Funded jointly by the Department for Education and NHS England, each of 27 Clinical Commissioning Groups from 22 areas are working with at least 10 schools to trial this new way of working with a named lead across services.

The areas involved all successfully bid for funding and will receive a boost of up to £85,000. They’ll take part in two local training days, as well as two national events to share learning and best practice, which will be delivered by a consortium led by the Centre.

The training days will cover understanding the strengths, limitations and capabilities and capacities of education and mental health professionals; developing knowledge of what’s available to support children and young people’s mental health and how to make more effective use of resources.

The single point of contact in the schools will be responsible for developing closer relationships with a counterpart in local NHS CAMHS services to improve knowledge and understanding of mental health issues, and to help ensure any referrals are timely and appropriate.

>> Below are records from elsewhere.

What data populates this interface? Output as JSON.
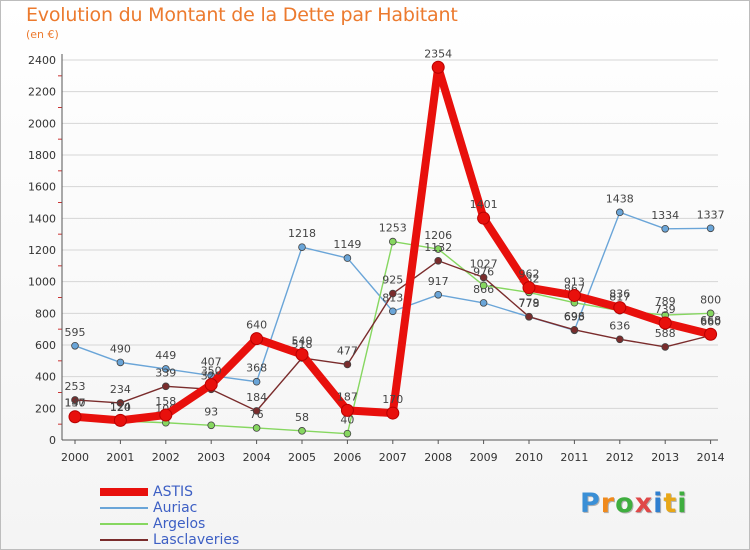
{
  "header": {
    "title": "Evolution du Montant de la Dette par Habitant",
    "subtitle": "(en €)"
  },
  "logo_text": "Proxiti",
  "logo_colors": [
    "#3a8fd6",
    "#f08a1c",
    "#3fae3f",
    "#e04848",
    "#2f7fd0",
    "#e8a717",
    "#3fae3f"
  ],
  "colors": {
    "axis": "#555555",
    "grid": "#d6d6d6",
    "title": "#ec7a2e",
    "legend_text": "#3d5fc4"
  },
  "chart_data": {
    "type": "line",
    "title": "Evolution du Montant de la Dette par Habitant",
    "subtitle": "(en €)",
    "xlabel": "",
    "ylabel": "",
    "x": [
      "2000",
      "2001",
      "2002",
      "2003",
      "2004",
      "2005",
      "2006",
      "2007",
      "2008",
      "2009",
      "2010",
      "2011",
      "2012",
      "2013",
      "2014"
    ],
    "ylim": [
      0,
      2400
    ],
    "yticks": [
      0,
      200,
      400,
      600,
      800,
      1000,
      1200,
      1400,
      1600,
      1800,
      2000,
      2200,
      2400
    ],
    "grid": true,
    "legend_position": "bottom-left",
    "series": [
      {
        "name": "ASTIS",
        "color": "#e8100c",
        "values": [
          147,
          124,
          158,
          350,
          640,
          540,
          187,
          170,
          2354,
          1401,
          962,
          913,
          836,
          739,
          668
        ]
      },
      {
        "name": "Auriac",
        "color": "#6aa5d8",
        "values": [
          595,
          490,
          449,
          407,
          368,
          1218,
          1149,
          813,
          917,
          866,
          778,
          693,
          1438,
          1334,
          1337
        ]
      },
      {
        "name": "Argelos",
        "color": "#86d760",
        "values": [
          150,
          120,
          109,
          93,
          76,
          58,
          40,
          1253,
          1206,
          976,
          932,
          867,
          817,
          789,
          800
        ]
      },
      {
        "name": "Lasclaveries",
        "color": "#7a2c2c",
        "values": [
          253,
          234,
          339,
          320,
          184,
          518,
          477,
          925,
          1132,
          1027,
          779,
          696,
          636,
          588,
          660
        ]
      }
    ]
  }
}
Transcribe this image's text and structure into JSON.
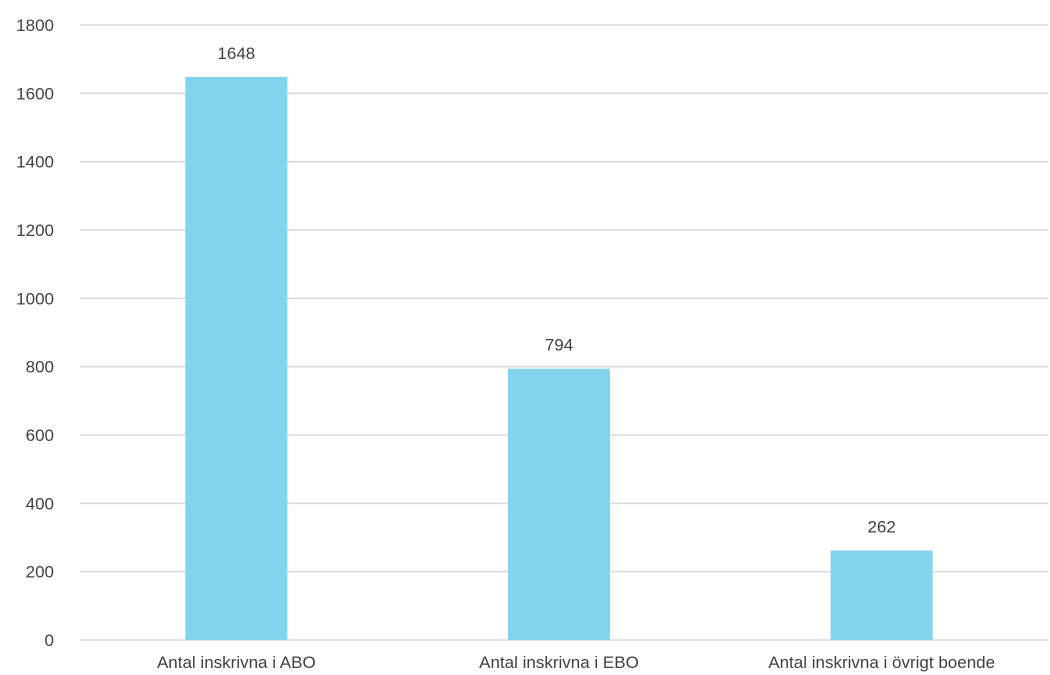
{
  "chart_data": {
    "type": "bar",
    "categories": [
      "Antal inskrivna i ABO",
      "Antal inskrivna i EBO",
      "Antal inskrivna i övrigt boende"
    ],
    "values": [
      1648,
      794,
      262
    ],
    "data_labels": [
      "1648",
      "794",
      "262"
    ],
    "ylim": [
      0,
      1800
    ],
    "yticks": [
      0,
      200,
      400,
      600,
      800,
      1000,
      1200,
      1400,
      1600,
      1800
    ],
    "title": "",
    "xlabel": "",
    "ylabel": "",
    "grid": true,
    "legend": "none",
    "bar_color": "#82d3ee",
    "grid_color": "#d9d9d9",
    "text_color": "#404040"
  }
}
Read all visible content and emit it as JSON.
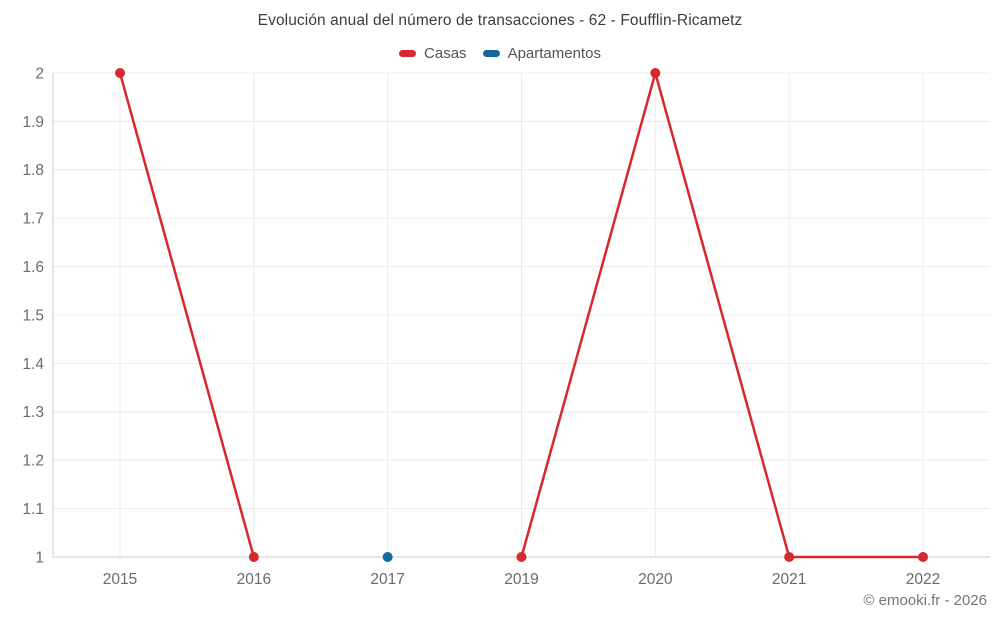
{
  "page": {
    "copyright": "© emooki.fr - 2026"
  },
  "chart_data": {
    "type": "line",
    "title": "Evolución anual del número de transacciones - 62 - Foufflin-Ricametz",
    "categories": [
      "2015",
      "2016",
      "2017",
      "2019",
      "2020",
      "2021",
      "2022"
    ],
    "series": [
      {
        "name": "Casas",
        "color": "#d7282f",
        "values": [
          2,
          1,
          null,
          1,
          2,
          1,
          1
        ]
      },
      {
        "name": "Apartamentos",
        "color": "#116a9f",
        "values": [
          null,
          null,
          1,
          null,
          null,
          null,
          null
        ]
      }
    ],
    "ylim": [
      1,
      2
    ],
    "y_tick_labels": [
      "2",
      "1.9",
      "1.8",
      "1.7",
      "1.6",
      "1.5",
      "1.4",
      "1.3",
      "1.2",
      "1.1",
      "1"
    ],
    "xlabel": "",
    "ylabel": "",
    "grid": true,
    "legend_position": "top",
    "colors": {
      "grid": "#ececec",
      "axis_line": "#cccccc",
      "axis_label": "#6b6b6b",
      "title_text": "#3c3c3c",
      "legend_text": "#555555",
      "credits_text": "#757575"
    }
  }
}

They will be attended by head teachers, teachers and other school staff, staff from children and adolescent mental health services representatives from clinical commissioning groups.

The work will be evaluated nationally to understand the impact of joint working.

This investment is building on a £1.4 billion government investment in children and young people’s mental health over the next five years. This is a key government priority, as part of the drive to put mental health on an equal footing with physical health.

The pilot is part of the vision set out in the Future in Mind report, which made a number of proposals on how mental health services could be improved, including for children and young people.